Die folgenden WebZugriffsverwaltungs- und Federation-Lösungen wurden für Webex-Organisationen getestet. In den unten verlinkten Dokumenten erfahren Sie, wie Sie diesen spezifischen Identitätsanbieter (IdP) in Ihre Webex-Organisation integrieren können.


Diese Leitfäden behandeln SSO-Integration für Webex-Dienste, die in Control Hub ( ) verwaltethttps://admin.webex.comwerden. Wenn Sie nach einer SSO-Integration einer Webex Meetings-Site suchen (verwaltet in Site-Administration), lesen Sie Konfigurieren der einmaligen Anmeldung für Cisco Webex Meetings-Seite.

Wenn Ihr IdP unten nicht aufgeführt ist, befolgen Sie die oben aufgeführten Schritte auf der registerkarte SSO Setup in diesem Artikel.

Mit der einmaligen Anmeldung (Single Sign-On, SSO) können sich Benutzer auf sichere Weise bei Webex anmelden, indem sie sich beim gemeinsamen Identitätsanbieter Ihrer Organisation authentifizieren. Die Webex-App verwendet das Webex-Dienst um mit dem Webex Platform-Identitätsdienst zu kommunizieren. Der Identitätsdienst authentifiziert sich Ihrem Identitätsanbieter (IdP).

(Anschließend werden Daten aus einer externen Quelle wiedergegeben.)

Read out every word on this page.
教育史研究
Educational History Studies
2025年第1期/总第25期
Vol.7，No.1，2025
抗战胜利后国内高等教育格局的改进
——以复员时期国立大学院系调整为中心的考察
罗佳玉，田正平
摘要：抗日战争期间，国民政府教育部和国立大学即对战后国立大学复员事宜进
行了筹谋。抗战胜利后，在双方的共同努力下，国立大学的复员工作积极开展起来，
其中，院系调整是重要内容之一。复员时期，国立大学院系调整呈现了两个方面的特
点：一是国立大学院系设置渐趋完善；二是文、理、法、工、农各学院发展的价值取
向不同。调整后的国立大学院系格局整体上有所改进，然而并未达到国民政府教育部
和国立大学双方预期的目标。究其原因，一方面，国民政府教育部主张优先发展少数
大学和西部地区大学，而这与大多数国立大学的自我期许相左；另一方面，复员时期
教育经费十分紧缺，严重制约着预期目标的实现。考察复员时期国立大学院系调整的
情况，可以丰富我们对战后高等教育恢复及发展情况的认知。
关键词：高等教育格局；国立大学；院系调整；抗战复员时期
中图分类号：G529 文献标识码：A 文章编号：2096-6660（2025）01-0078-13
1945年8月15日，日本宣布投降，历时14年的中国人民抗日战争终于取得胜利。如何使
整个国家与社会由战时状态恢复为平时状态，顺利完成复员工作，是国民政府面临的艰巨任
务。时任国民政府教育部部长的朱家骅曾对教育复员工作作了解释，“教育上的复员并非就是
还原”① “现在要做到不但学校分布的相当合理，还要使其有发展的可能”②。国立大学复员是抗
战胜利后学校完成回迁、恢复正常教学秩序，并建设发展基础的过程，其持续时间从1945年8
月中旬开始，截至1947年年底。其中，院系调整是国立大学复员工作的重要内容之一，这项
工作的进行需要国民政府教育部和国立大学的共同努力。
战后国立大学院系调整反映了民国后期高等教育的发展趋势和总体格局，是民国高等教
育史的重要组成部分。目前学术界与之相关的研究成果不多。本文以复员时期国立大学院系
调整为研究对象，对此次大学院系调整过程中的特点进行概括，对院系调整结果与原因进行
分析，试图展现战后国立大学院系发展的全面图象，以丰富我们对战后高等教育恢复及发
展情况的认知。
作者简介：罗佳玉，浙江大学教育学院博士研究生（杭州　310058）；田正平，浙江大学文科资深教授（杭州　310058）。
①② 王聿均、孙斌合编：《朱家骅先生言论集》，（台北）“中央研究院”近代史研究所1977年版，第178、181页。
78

Sie beginnen mit der Konfiguration im Control Hub. In diesem Abschnitt finden Sie wichtige und allgemeine Schritte für die Integration eines externen IdP.

Für SSO und Control Hubmüssen die IdPs der SAML 2.0-Spezifikation entsprechen. Außerdem müssen die IdPs folgendermaßen konfiguriert werden:

  • Legen Sie als Attribut für das NameID-Format urn:oasis:names:tc:SAML:2.0:nameid-format:transient fest.

  • Konfigurieren Sie einen Anspruch an den IdP entsprechend der Art SSO, die Sie bereitstellen:

    • SSO (für eine Organisation) – Wenn Sie SSO im Auftrag einer Organisation konfigurieren, konfigurieren Sie den IdP-Anspruch so, dass er den Namen des uid-Attributs mit einem Wert enthält, der dem in Verzeichniskonnektor ausgewählten Attribut oder dem Benutzerattribut zugeordnet wird, das mit dem im Webex-Identitätsdienst gewählten Attribut Identitätsdienst. (Dabei kann es sich beispielsweise um E-Mail-Adressen oder Hauptbenutzernamen handeln.)

    • Partner-SSO (nur für Dienstanbieter) – Wenn Sie ein Dienstleister-Administrator sind, der Partner SSO für die Verwendung durch die von Dienstleister verwalteten Kundenorganisationen konfiguriert, konfigurieren Sie den IdP-Anspruch so, dass dieses das E-Mail-Attribut enthält (anstatt uid). Der Wert muss dem im Verzeichniskonnektor ausgewählten Attribut oder dem Benutzerattribut zuordnen, das mit dem in der Webex-Auswahl ausgewählten Attribut Identitätsdienst.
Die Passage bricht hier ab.